Michael Pesko, an associate professor at Georgia State University who studies nicotine policy, gave me the economist perspective. “How do we intervene in a marketplace determined by supply and demand to reduce purchases of combustible tobacco products? No intervention will fully stamp out combustibles, but it may be possible to reduce their use to novelty items,” he says.

He recommends a combination of education and risk-based regulation. “Raising public health awareness about the dangers of combustibles and the harm reduction benefits of reduced-risk tobacco products such as e-cigarettes is a way to reduce demand for combustible tobacco products,” he says. “Heavy regulation of combustibles, such as taxing them, can be used to reduce supply.”

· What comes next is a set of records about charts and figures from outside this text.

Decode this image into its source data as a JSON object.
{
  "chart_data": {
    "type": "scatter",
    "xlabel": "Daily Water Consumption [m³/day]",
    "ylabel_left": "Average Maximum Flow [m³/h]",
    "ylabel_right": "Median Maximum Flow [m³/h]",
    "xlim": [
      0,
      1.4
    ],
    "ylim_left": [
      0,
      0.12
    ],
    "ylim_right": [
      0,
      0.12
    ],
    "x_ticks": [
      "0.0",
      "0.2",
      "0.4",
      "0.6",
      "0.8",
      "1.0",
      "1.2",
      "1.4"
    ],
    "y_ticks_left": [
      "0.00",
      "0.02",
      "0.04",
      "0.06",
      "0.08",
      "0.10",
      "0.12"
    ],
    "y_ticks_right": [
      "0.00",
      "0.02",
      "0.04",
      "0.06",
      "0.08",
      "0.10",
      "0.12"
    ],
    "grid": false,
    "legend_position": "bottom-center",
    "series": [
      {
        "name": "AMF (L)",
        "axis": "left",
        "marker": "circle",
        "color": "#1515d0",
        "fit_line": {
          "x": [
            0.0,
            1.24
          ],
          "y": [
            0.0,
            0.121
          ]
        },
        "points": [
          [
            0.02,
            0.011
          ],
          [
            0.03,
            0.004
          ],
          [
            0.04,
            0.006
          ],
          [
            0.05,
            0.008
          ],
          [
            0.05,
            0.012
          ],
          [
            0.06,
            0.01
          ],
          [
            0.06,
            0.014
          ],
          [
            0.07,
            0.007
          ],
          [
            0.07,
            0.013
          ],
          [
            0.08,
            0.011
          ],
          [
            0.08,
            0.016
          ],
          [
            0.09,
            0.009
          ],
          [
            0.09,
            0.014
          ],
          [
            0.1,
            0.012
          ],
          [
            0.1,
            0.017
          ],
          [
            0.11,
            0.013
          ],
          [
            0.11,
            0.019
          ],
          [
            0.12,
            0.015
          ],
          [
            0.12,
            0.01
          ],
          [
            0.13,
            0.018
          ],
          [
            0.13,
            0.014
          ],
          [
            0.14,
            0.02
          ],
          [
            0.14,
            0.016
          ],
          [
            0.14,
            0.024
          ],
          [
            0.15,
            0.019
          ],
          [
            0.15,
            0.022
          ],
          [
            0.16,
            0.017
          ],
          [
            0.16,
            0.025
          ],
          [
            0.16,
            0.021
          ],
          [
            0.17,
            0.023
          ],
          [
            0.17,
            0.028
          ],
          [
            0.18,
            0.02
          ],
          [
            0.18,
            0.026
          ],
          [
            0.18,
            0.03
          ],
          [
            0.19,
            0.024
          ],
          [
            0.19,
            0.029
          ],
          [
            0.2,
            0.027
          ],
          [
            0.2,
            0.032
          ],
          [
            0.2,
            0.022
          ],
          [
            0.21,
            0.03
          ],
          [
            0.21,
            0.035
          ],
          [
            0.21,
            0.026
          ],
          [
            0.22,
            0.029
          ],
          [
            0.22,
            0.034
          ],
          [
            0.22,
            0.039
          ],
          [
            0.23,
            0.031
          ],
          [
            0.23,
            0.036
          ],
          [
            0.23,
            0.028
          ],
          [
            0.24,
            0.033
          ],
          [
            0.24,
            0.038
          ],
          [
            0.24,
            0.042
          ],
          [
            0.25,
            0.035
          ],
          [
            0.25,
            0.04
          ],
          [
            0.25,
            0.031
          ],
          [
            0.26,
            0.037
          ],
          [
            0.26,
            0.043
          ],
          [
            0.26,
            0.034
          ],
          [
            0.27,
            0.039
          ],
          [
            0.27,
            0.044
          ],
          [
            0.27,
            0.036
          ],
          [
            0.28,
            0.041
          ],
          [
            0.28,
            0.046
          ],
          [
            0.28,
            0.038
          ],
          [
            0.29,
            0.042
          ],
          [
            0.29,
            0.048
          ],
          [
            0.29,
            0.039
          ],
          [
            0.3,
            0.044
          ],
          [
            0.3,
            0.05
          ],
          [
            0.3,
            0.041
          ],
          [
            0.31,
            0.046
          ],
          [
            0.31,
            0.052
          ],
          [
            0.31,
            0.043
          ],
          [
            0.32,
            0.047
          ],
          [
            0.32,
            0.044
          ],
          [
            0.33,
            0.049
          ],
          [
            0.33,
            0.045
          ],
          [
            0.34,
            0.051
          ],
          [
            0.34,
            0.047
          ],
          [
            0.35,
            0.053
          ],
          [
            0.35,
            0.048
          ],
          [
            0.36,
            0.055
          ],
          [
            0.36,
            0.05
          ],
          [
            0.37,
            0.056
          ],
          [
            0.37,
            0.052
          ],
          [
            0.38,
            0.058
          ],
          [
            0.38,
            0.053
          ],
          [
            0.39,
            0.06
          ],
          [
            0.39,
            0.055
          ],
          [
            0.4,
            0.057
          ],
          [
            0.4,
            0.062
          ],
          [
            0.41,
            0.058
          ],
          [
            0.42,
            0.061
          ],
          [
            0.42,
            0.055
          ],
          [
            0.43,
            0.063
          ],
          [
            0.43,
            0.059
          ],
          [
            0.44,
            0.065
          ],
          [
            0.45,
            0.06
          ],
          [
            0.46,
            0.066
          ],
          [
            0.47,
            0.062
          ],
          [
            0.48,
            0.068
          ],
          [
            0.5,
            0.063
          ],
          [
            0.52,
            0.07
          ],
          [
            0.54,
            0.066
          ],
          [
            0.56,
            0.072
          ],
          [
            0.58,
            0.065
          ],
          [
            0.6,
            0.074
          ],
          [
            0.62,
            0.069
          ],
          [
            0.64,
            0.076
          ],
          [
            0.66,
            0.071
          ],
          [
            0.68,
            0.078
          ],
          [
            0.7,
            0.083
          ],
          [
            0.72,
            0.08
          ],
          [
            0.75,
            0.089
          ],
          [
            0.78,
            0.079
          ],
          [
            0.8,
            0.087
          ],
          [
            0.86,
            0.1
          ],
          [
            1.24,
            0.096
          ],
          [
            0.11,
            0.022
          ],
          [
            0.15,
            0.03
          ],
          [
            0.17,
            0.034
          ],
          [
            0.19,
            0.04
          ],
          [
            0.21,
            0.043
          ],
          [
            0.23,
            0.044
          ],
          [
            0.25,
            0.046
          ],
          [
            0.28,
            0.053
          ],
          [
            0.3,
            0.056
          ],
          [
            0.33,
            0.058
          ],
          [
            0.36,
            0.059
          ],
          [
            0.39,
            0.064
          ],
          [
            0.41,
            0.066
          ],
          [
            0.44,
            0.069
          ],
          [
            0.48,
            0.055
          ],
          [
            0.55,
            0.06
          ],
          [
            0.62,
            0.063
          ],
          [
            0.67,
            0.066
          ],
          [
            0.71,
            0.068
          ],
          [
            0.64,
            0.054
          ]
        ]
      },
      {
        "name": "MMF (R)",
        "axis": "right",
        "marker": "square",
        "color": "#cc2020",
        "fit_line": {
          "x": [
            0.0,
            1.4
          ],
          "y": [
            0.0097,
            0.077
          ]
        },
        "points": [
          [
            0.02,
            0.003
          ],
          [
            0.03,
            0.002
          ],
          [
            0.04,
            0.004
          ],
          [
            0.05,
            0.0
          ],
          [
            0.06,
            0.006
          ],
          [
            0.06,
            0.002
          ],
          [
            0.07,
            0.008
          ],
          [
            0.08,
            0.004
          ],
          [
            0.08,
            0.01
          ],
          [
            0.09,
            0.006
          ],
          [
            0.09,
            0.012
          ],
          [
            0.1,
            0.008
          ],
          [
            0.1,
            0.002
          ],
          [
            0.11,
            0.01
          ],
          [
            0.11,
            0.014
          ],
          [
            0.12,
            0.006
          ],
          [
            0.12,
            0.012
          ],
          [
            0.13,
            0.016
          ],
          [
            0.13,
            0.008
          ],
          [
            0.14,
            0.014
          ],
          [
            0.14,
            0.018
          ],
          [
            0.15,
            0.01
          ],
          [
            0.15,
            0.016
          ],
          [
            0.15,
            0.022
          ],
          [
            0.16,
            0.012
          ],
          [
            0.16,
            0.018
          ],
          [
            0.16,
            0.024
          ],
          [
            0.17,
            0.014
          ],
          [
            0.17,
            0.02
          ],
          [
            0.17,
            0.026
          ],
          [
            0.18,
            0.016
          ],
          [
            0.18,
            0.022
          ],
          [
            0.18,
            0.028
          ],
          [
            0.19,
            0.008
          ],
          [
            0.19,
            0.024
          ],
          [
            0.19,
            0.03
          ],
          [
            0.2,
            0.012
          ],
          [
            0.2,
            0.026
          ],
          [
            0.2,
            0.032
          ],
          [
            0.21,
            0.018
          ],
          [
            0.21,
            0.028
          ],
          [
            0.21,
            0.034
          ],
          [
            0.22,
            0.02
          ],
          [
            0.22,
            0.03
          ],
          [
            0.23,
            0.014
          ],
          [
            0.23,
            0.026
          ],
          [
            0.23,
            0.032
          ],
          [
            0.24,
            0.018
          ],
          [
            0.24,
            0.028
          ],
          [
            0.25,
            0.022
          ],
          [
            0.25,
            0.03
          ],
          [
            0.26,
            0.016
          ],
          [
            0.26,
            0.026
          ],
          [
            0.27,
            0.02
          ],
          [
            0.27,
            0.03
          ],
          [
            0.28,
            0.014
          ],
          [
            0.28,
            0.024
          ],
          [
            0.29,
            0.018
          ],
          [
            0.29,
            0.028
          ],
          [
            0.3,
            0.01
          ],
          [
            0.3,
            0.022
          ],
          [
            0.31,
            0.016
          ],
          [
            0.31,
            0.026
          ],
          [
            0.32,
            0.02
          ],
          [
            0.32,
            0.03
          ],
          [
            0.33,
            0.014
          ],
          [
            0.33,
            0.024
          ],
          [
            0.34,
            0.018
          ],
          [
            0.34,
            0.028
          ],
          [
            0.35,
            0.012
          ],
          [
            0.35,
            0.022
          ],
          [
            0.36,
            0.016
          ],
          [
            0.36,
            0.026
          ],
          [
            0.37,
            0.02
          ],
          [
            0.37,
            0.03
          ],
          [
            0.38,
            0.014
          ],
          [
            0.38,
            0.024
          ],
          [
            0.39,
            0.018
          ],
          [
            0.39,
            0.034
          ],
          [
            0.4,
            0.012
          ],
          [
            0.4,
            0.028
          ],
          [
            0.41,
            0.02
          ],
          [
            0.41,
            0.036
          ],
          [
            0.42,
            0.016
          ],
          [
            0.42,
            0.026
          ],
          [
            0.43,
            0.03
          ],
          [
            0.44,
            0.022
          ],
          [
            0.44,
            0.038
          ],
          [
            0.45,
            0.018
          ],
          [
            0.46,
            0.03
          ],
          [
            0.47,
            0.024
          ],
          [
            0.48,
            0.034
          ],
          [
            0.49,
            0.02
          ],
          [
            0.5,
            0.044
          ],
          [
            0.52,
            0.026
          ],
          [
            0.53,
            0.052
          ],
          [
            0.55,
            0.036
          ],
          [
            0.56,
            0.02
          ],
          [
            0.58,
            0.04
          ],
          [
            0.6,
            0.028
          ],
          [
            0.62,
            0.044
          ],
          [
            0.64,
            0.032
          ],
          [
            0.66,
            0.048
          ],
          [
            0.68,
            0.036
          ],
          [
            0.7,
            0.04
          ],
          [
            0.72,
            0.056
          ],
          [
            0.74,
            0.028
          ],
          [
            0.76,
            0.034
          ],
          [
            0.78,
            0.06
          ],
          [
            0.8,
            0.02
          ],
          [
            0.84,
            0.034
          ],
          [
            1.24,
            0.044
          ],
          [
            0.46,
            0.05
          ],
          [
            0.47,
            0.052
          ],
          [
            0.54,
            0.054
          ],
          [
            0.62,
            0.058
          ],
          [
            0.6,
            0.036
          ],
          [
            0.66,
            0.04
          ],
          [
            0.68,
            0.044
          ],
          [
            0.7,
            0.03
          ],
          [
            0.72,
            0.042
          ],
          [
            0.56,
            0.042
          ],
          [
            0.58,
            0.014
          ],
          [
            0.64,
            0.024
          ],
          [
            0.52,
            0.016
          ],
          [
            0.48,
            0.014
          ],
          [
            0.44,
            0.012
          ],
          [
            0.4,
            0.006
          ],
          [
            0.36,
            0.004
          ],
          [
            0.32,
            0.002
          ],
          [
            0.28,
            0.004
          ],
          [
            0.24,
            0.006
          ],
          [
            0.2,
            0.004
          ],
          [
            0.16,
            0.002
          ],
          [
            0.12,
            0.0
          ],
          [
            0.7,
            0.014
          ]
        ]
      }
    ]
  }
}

A new article by eight prominent academics and lawyers titled Do Tobacco Companies Have an Incentive to Promote “Harm Reduction” Products? says, yes, they do—provided there is competition from noncigarette companies and appropriate government regulation.

The authors mention multiple ways that tobacco control researchers can add sunshine to speed this transition. This ranges from analyzing the effects of government regulations on competition and the market position of noncombustibles versus cigarettes to monitoring and exposing smoking promoting or alternative discouraging activities by tobacco companies.